I would very much appreciate help/guidance as to how to appropriately handle this multiple membership problem.

  • Operating System: OSX 10.14.6
  • brms Version: 2.10.0

(1) Is the correct solution I think. You can always achieve the desired weighting using the weights argument.

Thanks for your reply, @paul.buerkner. Do you have a sense for why (3) gives different fits depending on which group is used to replace the NAs? Taken together with the behaviour of (2), it seems like the weights argument never treats a zero weight as I had expected.

Let me check, what zero weights actually imply.

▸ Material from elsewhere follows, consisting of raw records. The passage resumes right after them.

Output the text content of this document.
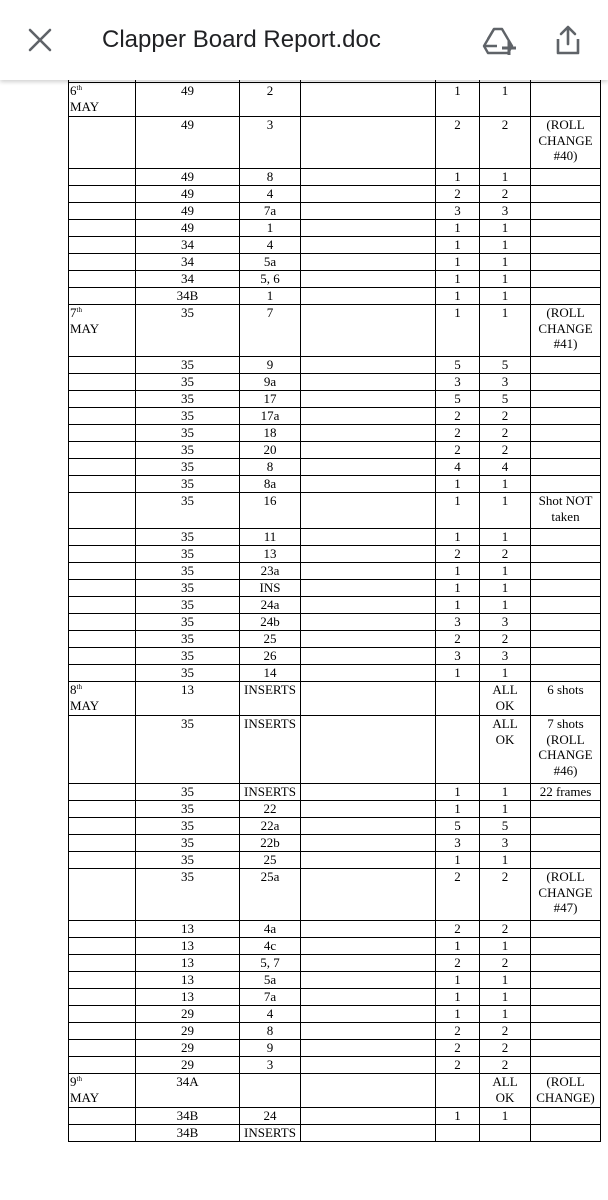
Clapper Board Report.doc

6th
MAY	49	2		1	1	
	49	3		2	2	(ROLL CHANGE #40)
	49	8		1	1	
	49	4		2	2	
	49	7a		3	3	
	49	1		1	1	
	34	4		1	1	
	34	5a		1	1	
	34	5, 6		1	1	
	34B	1		1	1	
7th
MAY	35	7		1	1	(ROLL CHANGE #41)
	35	9		5	5	
	35	9a		3	3	
	35	17		5	5	
	35	17a		2	2	
	35	18		2	2	
	35	20		2	2	
	35	8		4	4	
	35	8a		1	1	
	35	16		1	1	Shot NOT taken
	35	11		1	1	
	35	13		2	2	
	35	23a		1	1	
	35	INS		1	1	
	35	24a		1	1	
	35	24b		3	3	
	35	25		2	2	
	35	26		3	3	
	35	14		1	1	
8th
MAY	13	INSERTS			ALL OK	6 shots
	35	INSERTS			ALL OK	7 shots (ROLL CHANGE #46)
	35	INSERTS		1	1	22 frames
	35	22		1	1	
	35	22a		5	5	
	35	22b		3	3	
	35	25		1	1	
	35	25a		2	2	(ROLL CHANGE #47)
	13	4a		2	2	
	13	4c		1	1	
	13	5, 7		2	2	
	13	5a		1	1	
	13	7a		1	1	
	29	4		1	1	
	29	8		2	2	
	29	9		2	2	
	29	3		2	2	
9th
MAY	34A				ALL OK	(ROLL CHANGE)
	34B	24		1	1	
	34B	INSERTS				
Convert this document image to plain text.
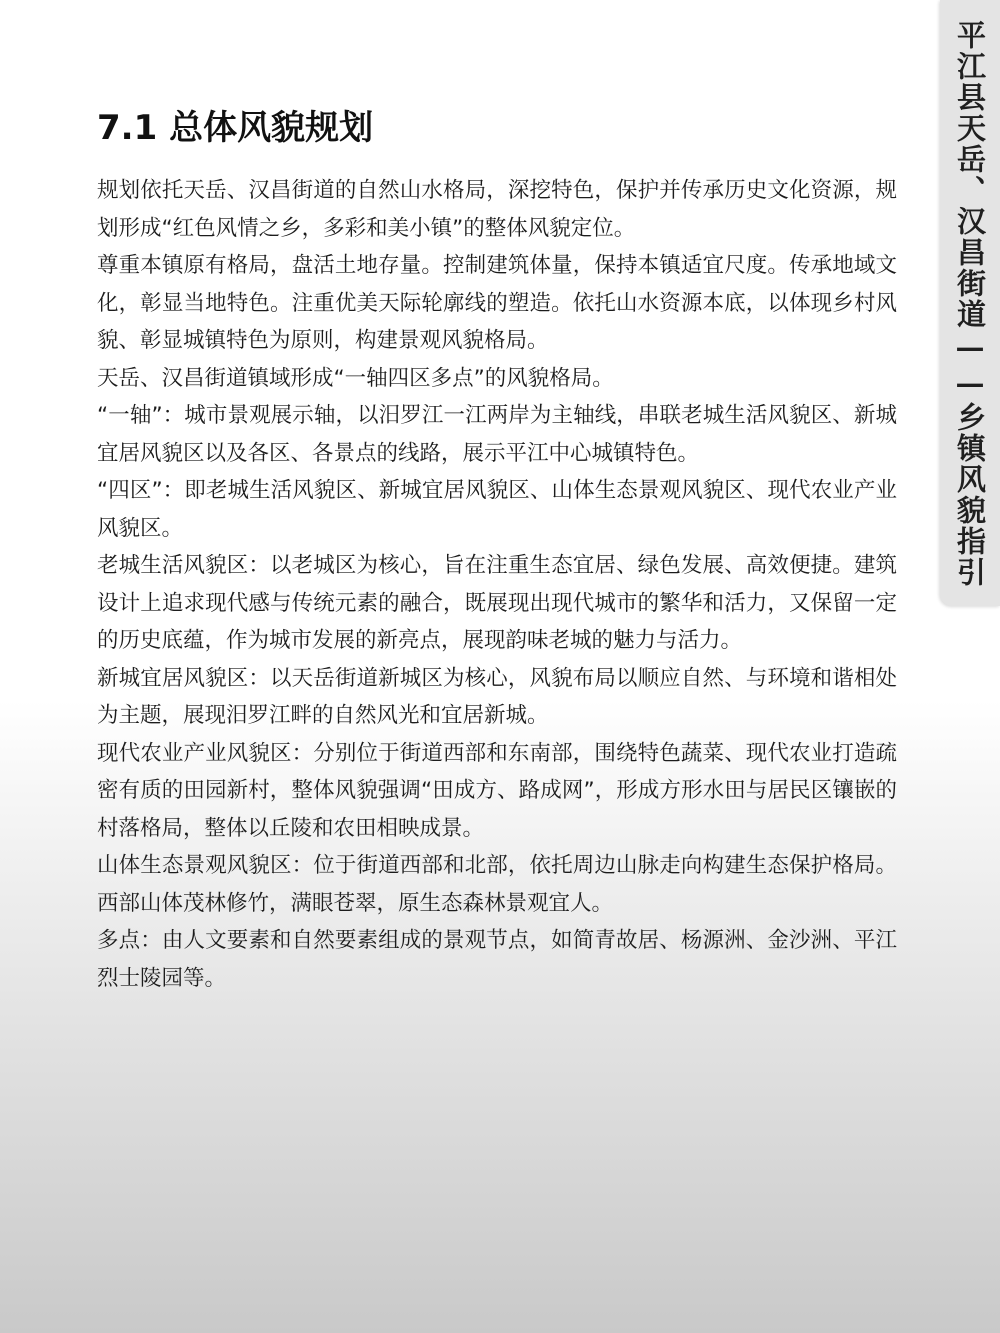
平江县天岳、汉昌街道——乡镇风貌指引
7.1 总体风貌规划

规划依托天岳、汉昌街道的自然山水格局，深挖特色，保护并传承历史文化资源，规划形成“红色风情之乡，多彩和美小镇”的整体风貌定位。

尊重本镇原有格局，盘活土地存量。控制建筑体量，保持本镇适宜尺度。传承地域文化，彰显当地特色。注重优美天际轮廓线的塑造。依托山水资源本底，以体现乡村风貌、彰显城镇特色为原则，构建景观风貌格局。

天岳、汉昌街道镇域形成“一轴四区多点”的风貌格局。

“一轴”：城市景观展示轴，以汨罗江一江两岸为主轴线，串联老城生活风貌区、新城宜居风貌区以及各区、各景点的线路，展示平江中心城镇特色。

“四区”：即老城生活风貌区、新城宜居风貌区、山体生态景观风貌区、现代农业产业风貌区。

老城生活风貌区：以老城区为核心，旨在注重生态宜居、绿色发展、高效便捷。建筑设计上追求现代感与传统元素的融合，既展现出现代城市的繁华和活力，又保留一定的历史底蕴，作为城市发展的新亮点，展现韵味老城的魅力与活力。

新城宜居风貌区：以天岳街道新城区为核心，风貌布局以顺应自然、与环境和谐相处为主题，展现汨罗江畔的自然风光和宜居新城。

现代农业产业风貌区：分别位于街道西部和东南部，围绕特色蔬菜、现代农业打造疏密有质的田园新村，整体风貌强调“田成方、路成网”，形成方形水田与居民区镶嵌的村落格局，整体以丘陵和农田相映成景。

山体生态景观风貌区：位于街道西部和北部，依托周边山脉走向构建生态保护格局。西部山体茂林修竹，满眼苍翠，原生态森林景观宜人。

多点：由人文要素和自然要素组成的景观节点，如简青故居、杨源洲、金沙洲、平江烈士陵园等。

Perhaps there is a bug in that regard.

When I run

dat <- data.frame(
  y = rnorm(100), x1 = rnorm(100), x2 = rnorm(100),
  g1 = sample(1:10, 100, TRUE), g2 = sample(1:10, 100, TRUE),
  w1 = rep(1, 100), w2 = c(1, rep(0, 99))
)

make_standata(y ~ x1 + (1|mm(g1, g2, weights = cbind(w1, w2))), data = dat)

I see that the weights are correctly zero.

Great, thanks! This resolves my question for now. I’ll re-open if I learn anything else from continued testing with approaches (1) and (3).

Revisiting this, @wpetry, I’m wondering if you learned more about option 3, which would seemingly be useful in cases where an observed outcome should have zero weights across the board. For example, imagine a dataset in which hospital patients’ outcomes are modeled in part as a function of the nurses who provided care for them (a multiple membership structure), but some patients had no nurses assigned to them for one reason or another.

I was able to use @paul.buerkner’s solution for my problem, and haven’t encountered a problem like the one you describe. I wonder whether zeroing out the multi-membership term would do what you describe in the patient care scenario. Wouldn’t this imply that patients with no nurse would have an outcome that was the same as an average nurse or group of nurses (i.e., equal to the population-level intercept)? I may be way off base, but my off-the-cuff inclination would be to encode “no nurse” as one of the multimembership group ids. This would allow the outcomes for these patients to deviate strongly from the population-level mean.

Thanks, Will. For background, I’m borrowing concepts from this paper by Tranmer, Pallotti, and Lomi: The embeddedness of organizational performance: Multiple Membership Multiple Classification Models for the analysis of multilevel networks - ScienceDirect

At one point, the authors write: "If the network did include isolates, the rows of W corresponding to those isolates would have zero weights, w_{i,j}, for all columns of W.

Implementing this is brms has been a little tricky because the brm() function throws an error message when all of the weights are zero (which is probably sensible overall). As a workaround, I’ve been building on your Option 3 while assigning an infinitesimal decimal amount to the pre-existing level that I’m including as a dummy of sorts for the first multiple membership level (and then zero weights for all other pre-existing levels assigned to the case). That seems inelegant but reasonable in light of the constraints. I’d be grateful for any feedback.